[kernels] use more host TMA for X, W, Mx in persistent matmul (#7182)

aeng-openai · web-flow · commit 9326a2d94ce9 · 2025-06-17T16:34:43.000Z
host TMA is used for X when it is loaded, not gathered
host TMA is used always for W and Mx scales
gather TMA stays device-side as this performs better than host TMAs

also, some fixes in the epilogue for subtiling of the bias tensor. Load
chunks of it separately instead of loading all of it then splitting it;
this reduces spilling.
diff --git a/python/triton/tools/tensor_descriptor.py b/python/triton/tools/tensor_descriptor.py
@@ -1,6 +1,8 @@
 from dataclasses import dataclass
 from typing import List, Any
 from triton._utils import validate_block_shape
+from torch._subclasses.fake_tensor import FakeTensor
+from torch._subclasses.functional_tensor import FunctionalTensor
 
 
 @dataclass
@@ -16,7 +18,8 @@ def __post_init__(self):
         assert len(self.block_shape) == rank, f"rank mismatch: {self}"
         assert rank > 0, "rank must not be zero"
         assert rank <= 5, "rank cannot be more than 5"
-        assert self.base.data_ptr() % 16 == 0, "base must be 16-byte aligned"

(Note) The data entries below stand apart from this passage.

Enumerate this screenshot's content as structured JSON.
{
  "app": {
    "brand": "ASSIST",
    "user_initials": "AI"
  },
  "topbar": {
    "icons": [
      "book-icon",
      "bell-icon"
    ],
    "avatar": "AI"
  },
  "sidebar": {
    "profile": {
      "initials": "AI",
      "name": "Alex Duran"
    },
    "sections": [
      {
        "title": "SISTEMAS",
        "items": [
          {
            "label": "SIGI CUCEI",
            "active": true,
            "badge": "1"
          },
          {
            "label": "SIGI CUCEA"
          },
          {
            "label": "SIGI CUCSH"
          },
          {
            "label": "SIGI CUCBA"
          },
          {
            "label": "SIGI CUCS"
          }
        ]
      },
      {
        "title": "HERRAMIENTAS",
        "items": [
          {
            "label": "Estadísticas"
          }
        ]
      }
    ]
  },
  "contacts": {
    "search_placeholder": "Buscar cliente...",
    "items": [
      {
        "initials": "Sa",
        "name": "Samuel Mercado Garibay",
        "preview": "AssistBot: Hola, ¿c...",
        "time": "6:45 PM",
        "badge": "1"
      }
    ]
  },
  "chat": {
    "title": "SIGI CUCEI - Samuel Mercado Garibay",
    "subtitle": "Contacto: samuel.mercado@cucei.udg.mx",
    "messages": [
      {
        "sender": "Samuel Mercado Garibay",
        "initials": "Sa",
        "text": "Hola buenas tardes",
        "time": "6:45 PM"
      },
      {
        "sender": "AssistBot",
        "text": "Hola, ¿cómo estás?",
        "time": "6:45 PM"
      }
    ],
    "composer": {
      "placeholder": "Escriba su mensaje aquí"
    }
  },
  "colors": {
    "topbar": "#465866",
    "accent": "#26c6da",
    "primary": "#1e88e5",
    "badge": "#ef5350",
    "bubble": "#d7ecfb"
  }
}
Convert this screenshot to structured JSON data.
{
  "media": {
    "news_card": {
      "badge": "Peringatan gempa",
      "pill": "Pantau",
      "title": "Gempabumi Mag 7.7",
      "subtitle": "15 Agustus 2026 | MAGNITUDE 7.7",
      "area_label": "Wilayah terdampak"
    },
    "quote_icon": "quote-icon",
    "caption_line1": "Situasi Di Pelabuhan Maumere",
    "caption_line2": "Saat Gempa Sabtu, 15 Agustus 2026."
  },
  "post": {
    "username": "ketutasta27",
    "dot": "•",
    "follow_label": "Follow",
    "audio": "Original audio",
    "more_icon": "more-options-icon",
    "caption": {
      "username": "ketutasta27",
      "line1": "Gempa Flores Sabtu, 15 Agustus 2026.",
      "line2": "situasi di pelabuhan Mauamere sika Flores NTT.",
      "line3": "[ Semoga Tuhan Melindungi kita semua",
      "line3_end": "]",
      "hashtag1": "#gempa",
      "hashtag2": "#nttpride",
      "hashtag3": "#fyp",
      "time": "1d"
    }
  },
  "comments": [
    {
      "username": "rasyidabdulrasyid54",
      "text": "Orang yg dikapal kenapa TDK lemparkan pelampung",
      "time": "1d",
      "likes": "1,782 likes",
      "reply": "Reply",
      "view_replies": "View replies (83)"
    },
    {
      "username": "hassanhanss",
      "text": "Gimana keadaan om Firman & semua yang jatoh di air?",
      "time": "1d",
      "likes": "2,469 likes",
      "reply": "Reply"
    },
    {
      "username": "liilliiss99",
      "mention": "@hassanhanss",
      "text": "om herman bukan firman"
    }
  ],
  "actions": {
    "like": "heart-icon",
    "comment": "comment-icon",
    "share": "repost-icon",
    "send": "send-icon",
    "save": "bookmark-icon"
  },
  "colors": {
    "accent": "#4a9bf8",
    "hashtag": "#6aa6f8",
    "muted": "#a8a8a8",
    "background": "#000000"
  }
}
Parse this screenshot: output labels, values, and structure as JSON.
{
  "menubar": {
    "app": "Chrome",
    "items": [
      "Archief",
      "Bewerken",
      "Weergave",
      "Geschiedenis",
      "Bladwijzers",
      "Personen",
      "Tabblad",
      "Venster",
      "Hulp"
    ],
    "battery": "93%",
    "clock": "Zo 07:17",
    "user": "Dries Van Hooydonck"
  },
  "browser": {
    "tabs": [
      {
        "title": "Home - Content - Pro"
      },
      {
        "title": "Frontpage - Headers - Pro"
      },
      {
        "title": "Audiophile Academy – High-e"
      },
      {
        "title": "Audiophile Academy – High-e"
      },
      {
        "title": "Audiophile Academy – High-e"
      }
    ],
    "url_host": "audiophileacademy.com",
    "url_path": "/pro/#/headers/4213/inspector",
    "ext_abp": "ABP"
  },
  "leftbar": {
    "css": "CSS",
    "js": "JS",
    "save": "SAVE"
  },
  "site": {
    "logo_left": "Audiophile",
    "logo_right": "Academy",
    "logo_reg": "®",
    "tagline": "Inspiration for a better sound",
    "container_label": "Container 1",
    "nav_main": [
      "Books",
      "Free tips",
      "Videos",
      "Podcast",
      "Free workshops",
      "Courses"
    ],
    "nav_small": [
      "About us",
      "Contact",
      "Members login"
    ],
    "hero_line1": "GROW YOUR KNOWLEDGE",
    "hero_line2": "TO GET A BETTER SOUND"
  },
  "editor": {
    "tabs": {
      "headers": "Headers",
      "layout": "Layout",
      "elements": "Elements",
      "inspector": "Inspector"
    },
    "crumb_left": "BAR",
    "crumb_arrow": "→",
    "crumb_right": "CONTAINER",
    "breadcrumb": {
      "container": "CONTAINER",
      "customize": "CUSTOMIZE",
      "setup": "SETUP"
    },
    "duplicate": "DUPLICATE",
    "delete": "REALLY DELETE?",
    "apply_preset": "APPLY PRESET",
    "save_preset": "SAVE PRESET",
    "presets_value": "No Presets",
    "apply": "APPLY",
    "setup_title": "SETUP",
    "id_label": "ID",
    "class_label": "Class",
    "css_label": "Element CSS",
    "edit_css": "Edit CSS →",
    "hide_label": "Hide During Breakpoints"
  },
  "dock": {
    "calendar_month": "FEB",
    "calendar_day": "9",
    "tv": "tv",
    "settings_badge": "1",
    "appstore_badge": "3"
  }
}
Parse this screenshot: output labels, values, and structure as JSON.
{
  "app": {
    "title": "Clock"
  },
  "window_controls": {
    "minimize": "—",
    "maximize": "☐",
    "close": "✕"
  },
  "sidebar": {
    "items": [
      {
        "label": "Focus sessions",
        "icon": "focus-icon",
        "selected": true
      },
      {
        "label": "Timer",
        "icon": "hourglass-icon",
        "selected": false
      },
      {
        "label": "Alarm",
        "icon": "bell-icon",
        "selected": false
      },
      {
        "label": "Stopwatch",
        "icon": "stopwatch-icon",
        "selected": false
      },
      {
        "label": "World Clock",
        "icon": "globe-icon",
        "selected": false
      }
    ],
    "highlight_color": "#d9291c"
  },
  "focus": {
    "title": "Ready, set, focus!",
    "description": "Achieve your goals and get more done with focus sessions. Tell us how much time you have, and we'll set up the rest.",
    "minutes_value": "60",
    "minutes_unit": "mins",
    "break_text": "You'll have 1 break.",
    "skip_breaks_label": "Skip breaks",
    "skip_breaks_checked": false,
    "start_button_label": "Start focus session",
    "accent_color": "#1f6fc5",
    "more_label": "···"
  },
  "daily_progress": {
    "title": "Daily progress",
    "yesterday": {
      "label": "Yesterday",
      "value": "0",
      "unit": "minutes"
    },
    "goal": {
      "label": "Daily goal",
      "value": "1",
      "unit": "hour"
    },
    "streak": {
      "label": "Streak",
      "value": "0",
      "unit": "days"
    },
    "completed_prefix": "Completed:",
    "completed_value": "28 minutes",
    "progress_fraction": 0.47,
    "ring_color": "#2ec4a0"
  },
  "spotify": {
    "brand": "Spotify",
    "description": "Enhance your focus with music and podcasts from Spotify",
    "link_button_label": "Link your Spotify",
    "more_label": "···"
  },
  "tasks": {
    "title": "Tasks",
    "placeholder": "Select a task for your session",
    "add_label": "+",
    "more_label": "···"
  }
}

+        if not isinstance(self.base, (FakeTensor, FunctionalTensor)):
+            assert self.base.data_ptr() % 16 == 0, "base must be 16-byte aligned"
         validate_block_shape(self.block_shape)
         elem_bytes = self.base.dtype.itemsize
         for stride in self.strides[:-1]:
diff --git a/python/triton_kernels/triton_kernels/matmul_ogs.py b/python/triton_kernels/triton_kernels/matmul_ogs.py
@@ -1,6 +1,5 @@
 from dataclasses import dataclass
 import itertools
-import math
 import sys
 import torch
 import triton
@@ -121,20 +120,19 @@ def create_weight_descriptor(w_tensor: torch.Tensor, block_k: int, block_n: int,
                                                                transpose=transpose)
 
     @staticmethod
-    def create_block_scale_descriptor(mx_tensor: torch.Tensor, block_k: int, block_n: int, K: int, N: int,
-                                      mx_scale_stride_k: int, mx_scale_stride_n: int, n_expts_tot: int, batch_size: int,
-                                      expt_data: Optional[ExptData], swizzle_mx: bool,
-                                      transpose: bool) -> TensorDescriptor:
+    def create_block_scale_descriptor(mx_tensor: torch.Tensor, block_k: int, block_n: int, B: int, K: int, N: int,
+                                      mx_scale_stride_k: int, mx_scale_stride_n: int, swizzle_mx: bool,
+                                      transpose: Optional[bool]) -> TensorDescriptor:
         """Create a tensor descriptor for block scale factors"""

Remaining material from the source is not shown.